La chronologie qui en découle se résume ensuite « à 123 jours », pas un de plus, ayant scellé définitivement la mise en œuvre du pacte de corruption présumé, a insisté le PNF :

  • Le 6 octobre 2005, Nicolas Sarkozy et Mouammar Kadhafi se rencontrent à l’occasion d’un voyage éclair du premier à Tripoli.
  • Le 25 novembre, l’avocat et ami personnel de Sarkozy, Thierry Herzog, se rend en Libye pour proposer aux avocats de Senoussi une solution afin de tenter de lever son mandat d’arrêt dans l’affaire du DC-10.
  • Le 21 décembre, le ministre délégué aux collectivités territoriales françaises, Brice Hortefeux, s’envole à Tripoli, où il rencontre à son tour secrètement Abdallah Senoussi en présence de Takieddine.
  • Le 31 janvier 2006, des premiers fonds libyens sont envoyés sur une société de Takieddine, Rossfield Limited, dont une partie (440 000 euros) est ventilée vers Thierry Gaubert, et une autre partie retirée en espèces par Takieddine en Suisse.

Comme l’a expliqué le PNF à plusieurs reprises, nul besoin de connaître la destination finale des fonds pour qualifier en droit une corruption ou une association de malfaiteurs. D’autant que l’accusation a relevé que plusieurs actions de la France sous Sarkozy pouvaient être considérées comme des contreparties au financement occulte : le « faste » de la réception de Kadhafi en décembre 2007 à Paris, la volonté d’améliorer la situation judiciaire de Senoussi, les pressions de l’Élysée sur Areva pour vendre un réacteur nucléaire à la dictature libyenne…

Pour le PNF, un autre événement porte la marque du lien coupable qui unit Nicolas Sarkozy, ses proches et le régime Kadhafi. Il s’agit de la double exfiltration du directeur de cabinet de Kadhafi, Bachir Saleh : de la Libye vers la France en 2011, puis de la France vers le Niger en 2012, au lendemain de révélations de Mediapart sur l’affaire des financements libyens, et ce, alors qu’il était visé par un mandat d’arrêt. Dans les deux cas, c’est l’équipe Sarkozy, appuyée par l’agent de corruption présumé Alexandre Djouhri, qui a œuvré au bénéfice de « l’homme qui en savait trop », selon l’expression du PNF.

Enrichissement personnel

Un second volet du dossier a concerné l’enrichissement personnel de Claude Guéant, qui a reçu des mains d’Alexandre Djouhri en 2006 une luxueuse montre Patek Philippe puis, en mars 2008, a perçu 500 000 euros derrière lesquels se cache de nouveau Alexandre Djouhri et, indirectement, Bachir Saleh.
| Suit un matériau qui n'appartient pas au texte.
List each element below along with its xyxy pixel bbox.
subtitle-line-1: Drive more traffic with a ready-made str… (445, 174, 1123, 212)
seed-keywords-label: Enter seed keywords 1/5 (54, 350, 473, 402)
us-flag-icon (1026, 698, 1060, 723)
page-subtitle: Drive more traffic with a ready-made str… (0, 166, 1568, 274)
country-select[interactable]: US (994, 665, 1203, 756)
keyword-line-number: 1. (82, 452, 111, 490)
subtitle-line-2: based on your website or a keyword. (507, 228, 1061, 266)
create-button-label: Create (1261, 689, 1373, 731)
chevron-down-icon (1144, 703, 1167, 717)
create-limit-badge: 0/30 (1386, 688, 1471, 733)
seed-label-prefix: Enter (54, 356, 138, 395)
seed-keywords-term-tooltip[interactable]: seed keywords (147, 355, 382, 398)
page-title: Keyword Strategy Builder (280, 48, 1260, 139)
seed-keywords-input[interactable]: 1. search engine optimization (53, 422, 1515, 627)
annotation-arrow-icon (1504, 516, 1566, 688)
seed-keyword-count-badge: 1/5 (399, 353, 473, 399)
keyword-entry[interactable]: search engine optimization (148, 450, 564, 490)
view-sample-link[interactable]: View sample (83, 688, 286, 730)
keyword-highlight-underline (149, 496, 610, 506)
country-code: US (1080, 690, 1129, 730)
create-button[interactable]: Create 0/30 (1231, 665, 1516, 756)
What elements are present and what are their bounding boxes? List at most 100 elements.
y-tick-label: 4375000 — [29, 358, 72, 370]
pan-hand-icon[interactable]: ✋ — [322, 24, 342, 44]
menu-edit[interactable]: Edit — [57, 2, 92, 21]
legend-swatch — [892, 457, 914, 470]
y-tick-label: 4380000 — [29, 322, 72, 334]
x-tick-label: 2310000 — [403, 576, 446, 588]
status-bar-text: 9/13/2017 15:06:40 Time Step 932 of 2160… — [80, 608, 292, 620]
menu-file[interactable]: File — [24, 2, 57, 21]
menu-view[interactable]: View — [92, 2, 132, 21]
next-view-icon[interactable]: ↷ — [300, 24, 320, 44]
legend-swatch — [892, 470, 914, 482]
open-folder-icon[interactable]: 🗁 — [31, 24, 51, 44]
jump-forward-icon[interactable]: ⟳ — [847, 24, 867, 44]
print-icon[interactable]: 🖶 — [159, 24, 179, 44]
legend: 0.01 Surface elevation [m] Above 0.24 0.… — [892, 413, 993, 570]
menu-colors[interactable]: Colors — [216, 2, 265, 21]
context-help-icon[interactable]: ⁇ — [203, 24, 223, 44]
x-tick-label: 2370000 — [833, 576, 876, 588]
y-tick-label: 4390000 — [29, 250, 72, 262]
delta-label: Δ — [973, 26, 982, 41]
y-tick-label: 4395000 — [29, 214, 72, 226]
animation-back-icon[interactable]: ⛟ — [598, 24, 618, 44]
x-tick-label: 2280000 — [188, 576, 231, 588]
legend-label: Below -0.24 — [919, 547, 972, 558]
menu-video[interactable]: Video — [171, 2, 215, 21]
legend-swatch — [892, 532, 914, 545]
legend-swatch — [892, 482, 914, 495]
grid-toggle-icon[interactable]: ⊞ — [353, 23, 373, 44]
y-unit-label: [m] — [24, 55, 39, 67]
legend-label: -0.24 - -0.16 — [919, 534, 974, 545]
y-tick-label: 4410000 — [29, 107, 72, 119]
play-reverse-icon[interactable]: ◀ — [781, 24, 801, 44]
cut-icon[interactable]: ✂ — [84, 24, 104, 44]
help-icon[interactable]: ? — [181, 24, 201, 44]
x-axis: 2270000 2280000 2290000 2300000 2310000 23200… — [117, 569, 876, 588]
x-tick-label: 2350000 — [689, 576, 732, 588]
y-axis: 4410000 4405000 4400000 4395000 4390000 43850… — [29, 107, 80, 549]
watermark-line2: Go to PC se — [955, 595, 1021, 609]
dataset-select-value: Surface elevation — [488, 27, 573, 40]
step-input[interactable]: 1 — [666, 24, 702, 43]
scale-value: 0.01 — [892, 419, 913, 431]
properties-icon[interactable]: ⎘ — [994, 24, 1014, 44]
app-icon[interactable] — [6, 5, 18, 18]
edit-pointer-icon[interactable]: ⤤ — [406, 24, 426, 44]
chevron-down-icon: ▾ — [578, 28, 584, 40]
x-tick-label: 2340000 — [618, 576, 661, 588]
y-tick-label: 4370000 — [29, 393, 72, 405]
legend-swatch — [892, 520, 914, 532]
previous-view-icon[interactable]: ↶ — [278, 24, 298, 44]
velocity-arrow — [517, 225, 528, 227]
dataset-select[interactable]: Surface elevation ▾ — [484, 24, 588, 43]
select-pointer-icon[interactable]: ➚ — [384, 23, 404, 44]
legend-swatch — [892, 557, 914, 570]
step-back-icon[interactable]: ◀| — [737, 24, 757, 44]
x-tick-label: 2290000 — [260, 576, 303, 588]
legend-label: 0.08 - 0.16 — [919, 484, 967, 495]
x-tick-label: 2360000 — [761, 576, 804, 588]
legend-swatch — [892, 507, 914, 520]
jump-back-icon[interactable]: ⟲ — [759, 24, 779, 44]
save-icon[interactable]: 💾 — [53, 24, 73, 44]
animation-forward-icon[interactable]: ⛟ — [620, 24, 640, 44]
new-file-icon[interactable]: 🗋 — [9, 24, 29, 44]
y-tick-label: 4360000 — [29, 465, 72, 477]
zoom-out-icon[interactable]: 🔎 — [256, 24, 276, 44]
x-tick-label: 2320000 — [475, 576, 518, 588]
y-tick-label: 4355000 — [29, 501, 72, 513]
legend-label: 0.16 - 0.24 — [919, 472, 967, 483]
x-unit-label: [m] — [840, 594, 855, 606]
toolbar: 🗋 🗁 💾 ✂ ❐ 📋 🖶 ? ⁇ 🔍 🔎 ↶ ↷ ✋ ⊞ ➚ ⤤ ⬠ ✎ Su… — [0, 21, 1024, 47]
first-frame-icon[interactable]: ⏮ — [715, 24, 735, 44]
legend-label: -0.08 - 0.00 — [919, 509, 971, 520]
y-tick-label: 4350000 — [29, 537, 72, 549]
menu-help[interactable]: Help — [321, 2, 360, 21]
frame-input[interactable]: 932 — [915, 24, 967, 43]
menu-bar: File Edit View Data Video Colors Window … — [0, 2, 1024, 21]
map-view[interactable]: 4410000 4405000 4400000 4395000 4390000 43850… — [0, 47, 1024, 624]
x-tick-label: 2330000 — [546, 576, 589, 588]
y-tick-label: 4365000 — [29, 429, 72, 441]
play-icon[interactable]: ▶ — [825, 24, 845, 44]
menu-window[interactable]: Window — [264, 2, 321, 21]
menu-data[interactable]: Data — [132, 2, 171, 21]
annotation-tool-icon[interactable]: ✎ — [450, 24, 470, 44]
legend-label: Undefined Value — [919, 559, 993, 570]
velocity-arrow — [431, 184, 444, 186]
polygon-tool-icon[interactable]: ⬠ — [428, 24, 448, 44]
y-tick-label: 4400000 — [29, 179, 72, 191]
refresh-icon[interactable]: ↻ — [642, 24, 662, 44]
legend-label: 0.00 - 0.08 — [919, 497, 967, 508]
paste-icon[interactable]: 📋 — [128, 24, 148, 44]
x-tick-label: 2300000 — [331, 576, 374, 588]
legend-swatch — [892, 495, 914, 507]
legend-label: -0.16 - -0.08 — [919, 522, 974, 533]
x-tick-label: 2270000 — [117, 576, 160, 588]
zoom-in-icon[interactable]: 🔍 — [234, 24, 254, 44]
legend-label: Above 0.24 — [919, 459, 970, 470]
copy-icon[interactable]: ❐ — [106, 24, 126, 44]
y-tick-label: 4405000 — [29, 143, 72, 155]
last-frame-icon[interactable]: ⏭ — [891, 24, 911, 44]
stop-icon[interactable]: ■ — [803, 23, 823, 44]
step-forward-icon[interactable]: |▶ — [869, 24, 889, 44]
Claude Guéant avait tenté d’expliquer à la barre, comme durant l’instruction, que les 500 000 euros correspondent au produit de la vente de deux petites toiles d’un peintre hollandais, dont l’enquête a établi qu’elles n’en valaient pas le dixième et que, selon toute vraisemblance, il n’en avait en fait jamais été propriétaire.

Cette vente qualifiée de « fictive » cache, d’après l’accusation, un montage financier international où l’argent voyage certes beaucoup (Arabie saoudite, Suisse, Malaisie) mais pour rester finalement dans un tout petit cercle français, au centre duquel se trouvent Claude Guéant et Alexandre Djouhri.

Le RIB du premier avait d’ailleurs été retrouvé par la police dans le sous-sol de la villa en Suisse du second. Alexandre Djouhri a dit ne pas savoir comment ce document était arrivé là, suggérant même qu’il avait pu être déposé… par les enquêteurs. « Alexandre Djouhri est bien l’organisateur de ce schéma » au bénéfice de Claude Guéant, selon le PNF.

Les fonds envoyés pour financer le bras droit de Sarkozy ont ensuite été compensés par des fonds libyens prélevés sur une opération immobilière organisée dans le sud de la France, à Mougins (Alpes-Maritimes), par Alexandre Djouhri et Bachir Saleh.